Irene trifft Irgendjemand

    Z ögernd steckte Irene das kleine Etui in ihre hübsche weiße Handtasche, ein Konfirmationsgeschenk, auf das sie sehr stolz war und ständig trug, weil sie keine andere Tasche hatte.
    Sie hätte ihre Neugier leicht stillen können, indem sie das Futteral geöffnet hätte. War es möglich, dass sich eine Uhr darin befand? Vielleicht eine alte, solide Silberuhr von der Art, wie sie Kanalschiffer gewöhnlich benutzen und von einer Schiffergeneration an die andere weitergeben? Hörte man nicht ein leises Ticken, wenn man das das Etui ans Ohr hielt, oder war das nur Einbildung? Sie hätte das Futteral bestimmt mit einem einzigen Knipsen öffnen können.
    Aber sie tat es nicht. Sie war dazu erzogen, ihre Nase nicht in Angelegenheiten zu stecken, wo sie nicht hingehörte. Wie der Klempner es zu auszudrücken pflegte.

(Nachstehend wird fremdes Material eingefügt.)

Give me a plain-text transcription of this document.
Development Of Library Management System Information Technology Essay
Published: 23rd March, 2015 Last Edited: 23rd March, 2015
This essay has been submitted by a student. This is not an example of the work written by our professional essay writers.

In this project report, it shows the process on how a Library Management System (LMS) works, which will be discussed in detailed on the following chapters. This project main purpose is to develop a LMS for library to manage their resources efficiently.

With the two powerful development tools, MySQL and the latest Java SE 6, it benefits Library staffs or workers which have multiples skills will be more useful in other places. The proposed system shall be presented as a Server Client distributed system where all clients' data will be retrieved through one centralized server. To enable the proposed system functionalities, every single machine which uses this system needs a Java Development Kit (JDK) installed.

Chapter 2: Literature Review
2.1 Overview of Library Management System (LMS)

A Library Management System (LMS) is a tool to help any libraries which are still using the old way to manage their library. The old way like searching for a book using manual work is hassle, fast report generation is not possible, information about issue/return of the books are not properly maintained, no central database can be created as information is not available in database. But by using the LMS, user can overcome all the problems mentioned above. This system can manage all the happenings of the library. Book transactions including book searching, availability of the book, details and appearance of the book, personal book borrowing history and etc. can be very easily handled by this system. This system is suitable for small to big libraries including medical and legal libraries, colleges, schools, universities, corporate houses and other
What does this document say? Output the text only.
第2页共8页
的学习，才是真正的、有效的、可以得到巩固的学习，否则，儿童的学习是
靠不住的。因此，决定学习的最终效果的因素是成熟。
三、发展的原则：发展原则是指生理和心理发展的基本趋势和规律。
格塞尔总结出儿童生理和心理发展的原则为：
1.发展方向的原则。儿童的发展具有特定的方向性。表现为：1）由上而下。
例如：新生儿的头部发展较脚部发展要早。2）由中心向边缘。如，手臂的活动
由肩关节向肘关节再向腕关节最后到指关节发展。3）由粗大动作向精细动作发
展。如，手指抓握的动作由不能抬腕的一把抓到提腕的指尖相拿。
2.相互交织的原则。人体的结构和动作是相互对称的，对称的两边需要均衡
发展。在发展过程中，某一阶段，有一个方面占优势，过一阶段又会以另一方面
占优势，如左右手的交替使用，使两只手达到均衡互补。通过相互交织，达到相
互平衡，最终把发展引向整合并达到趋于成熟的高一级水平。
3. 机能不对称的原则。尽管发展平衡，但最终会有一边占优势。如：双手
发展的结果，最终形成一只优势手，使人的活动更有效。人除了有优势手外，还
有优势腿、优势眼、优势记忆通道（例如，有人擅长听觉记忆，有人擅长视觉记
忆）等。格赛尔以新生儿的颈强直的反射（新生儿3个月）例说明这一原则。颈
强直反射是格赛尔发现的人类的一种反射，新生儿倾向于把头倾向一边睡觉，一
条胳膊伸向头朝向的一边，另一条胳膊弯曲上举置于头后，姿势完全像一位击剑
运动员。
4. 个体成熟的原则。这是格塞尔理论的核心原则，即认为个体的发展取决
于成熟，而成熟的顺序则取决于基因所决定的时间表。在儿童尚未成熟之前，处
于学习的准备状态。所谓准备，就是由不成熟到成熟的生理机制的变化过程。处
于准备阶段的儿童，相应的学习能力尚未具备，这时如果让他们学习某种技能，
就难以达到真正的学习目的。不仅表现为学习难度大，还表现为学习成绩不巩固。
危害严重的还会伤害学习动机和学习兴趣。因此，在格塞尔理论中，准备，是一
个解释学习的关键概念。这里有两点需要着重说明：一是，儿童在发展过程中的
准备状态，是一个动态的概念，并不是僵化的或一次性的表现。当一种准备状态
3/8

    Vom Eisenbahnübergang aus konnte man schon das große Herrenhaus dort oben auf dem Storåsenhöjden sehen. Es lag da, als würde es im Mailicht hinter zartgrünen Birken und duftenden Fliederbüschen triumphieren. Obwohl Irene ihr gesamtes Leben im Knektbacken verbracht hatte, war sie nie in der Nähe dieses Herrenhauses gewesen. Irgendwie war ihr immer etwas unklar gewesen, wie man eigentlich dorthin gelangte.